La tête endolorie, la fesse droite enflée, les bras couverts de bleus et les pieds en sang (par les longues marches pieds nus sur l'asphalte brûlé par le soleil, vu l'impossibilité de porter mes galoches), je sens que je suis fini si je n'échappe pas à ce Kommando. D'ailleurs, le S.S. ne me l'a pas caché : il veut m'achever pour l'exemple ; il hurle: « Du, Franzos-Kultur, ich werde dich fertig machen ». (Toi, culture française, je vais en finir avec toi ».

Mes pieds en sang me sauveront la vie. Un après-midi, je ne puis partir. Il m'assène quelques coups et me laisse presque évanoui sur le sol. Il doit partir, le groupe doit être à l’heure à la mine. Heureusement pour moi, il n'a pas le temps de m'achever.

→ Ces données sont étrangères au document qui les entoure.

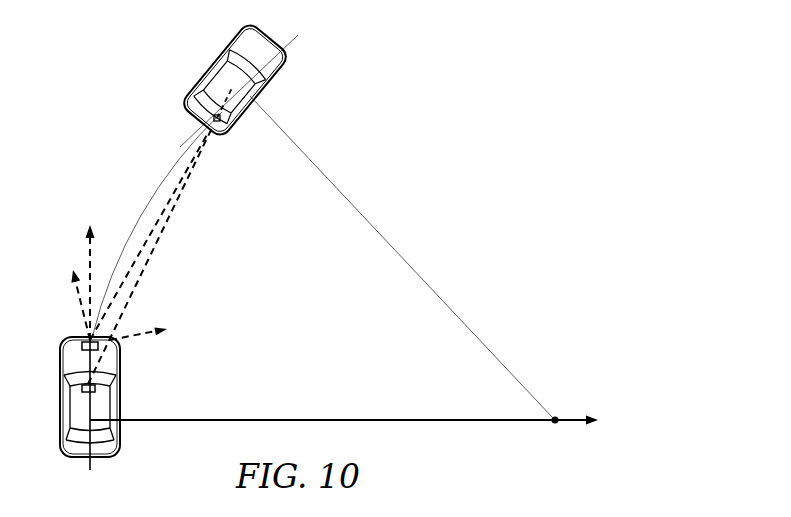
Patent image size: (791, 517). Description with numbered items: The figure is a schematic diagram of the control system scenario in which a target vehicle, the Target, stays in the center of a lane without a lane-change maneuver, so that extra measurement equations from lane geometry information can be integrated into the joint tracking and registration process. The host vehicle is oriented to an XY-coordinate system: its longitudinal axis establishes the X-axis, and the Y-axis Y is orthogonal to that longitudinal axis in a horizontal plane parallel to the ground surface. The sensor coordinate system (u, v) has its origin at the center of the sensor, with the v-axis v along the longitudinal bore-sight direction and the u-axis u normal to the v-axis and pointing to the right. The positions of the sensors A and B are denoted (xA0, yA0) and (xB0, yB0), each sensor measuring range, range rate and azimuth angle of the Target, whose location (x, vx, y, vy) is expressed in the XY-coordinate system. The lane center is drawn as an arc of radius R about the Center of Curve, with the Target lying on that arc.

The sensor A is at (78, 332).
The sensor B is at (78, 347).
The u-axis u is at (74, 293).
The v-axis v is at (147, 327).
The element R is at (401, 257).
The Y-axis Y is at (344, 409).
The target Target is at (263, 80).
The center of curve Center of Curve is at (559, 444).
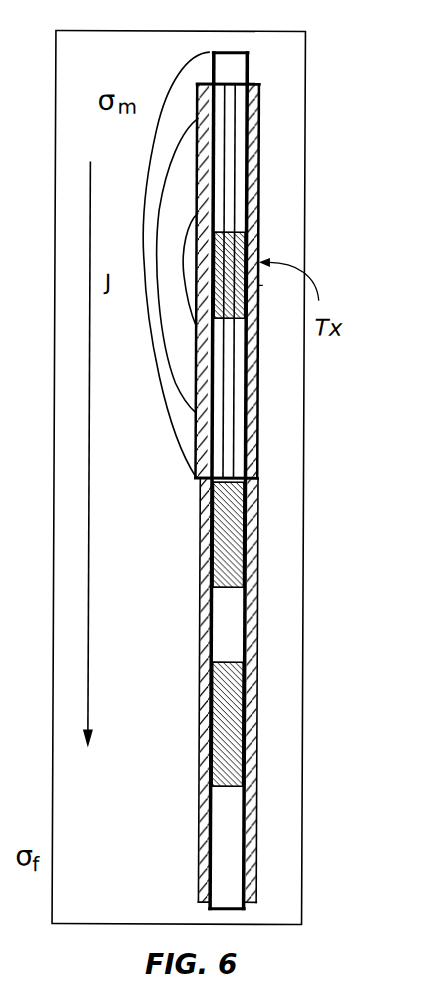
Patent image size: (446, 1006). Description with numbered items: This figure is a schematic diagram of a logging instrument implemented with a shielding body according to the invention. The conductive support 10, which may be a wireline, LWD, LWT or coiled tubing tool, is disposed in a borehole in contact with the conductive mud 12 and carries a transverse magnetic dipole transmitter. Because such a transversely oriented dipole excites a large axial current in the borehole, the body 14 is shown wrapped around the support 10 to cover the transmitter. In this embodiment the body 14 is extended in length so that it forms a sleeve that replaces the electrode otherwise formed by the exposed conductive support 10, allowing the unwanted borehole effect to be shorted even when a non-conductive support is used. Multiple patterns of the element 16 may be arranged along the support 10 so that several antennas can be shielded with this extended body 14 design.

Plus tard, un camarade, resté parce que malade, m'emmènera presque malgré moi à l'infirmerie. On nous y fait une piqûre. Un instant, nous pensons que c'est pour nous achever. Il n'en est rien. Les quatre ou six lits de l'infirmerie sont occupés. On nous renvoie dans un block. Nous nous y reposons jusqu'au lendemain. Ainsi, après huit jours passés au fond de la mine en qualité de Vorarbeiter, j'échappe enfin à ma « planque ».

Dans ma souffrance, j'ai une consolation. Lorsque le S.S. m'a frappé la première fois pour « m'expliquer » comment il me fallait agir envers mes compagnons, j'ai eu le courage de lui expliquer :

- Chez nous, en France, on ne traite pas ainsi un homme.

Cette phrase l'a mis en fureur, c'est peut-être elle qui l'a incité à me condamner à mort.

Il a redoublé de violence en hurlant des phrases incompréhensibles où les mots Franzos et Kultur revenaient sans cesse. N'est-ce pas un de ses chefs qui a dit : « Quand j'entends le mot « Culture », je sors mon revolver » ?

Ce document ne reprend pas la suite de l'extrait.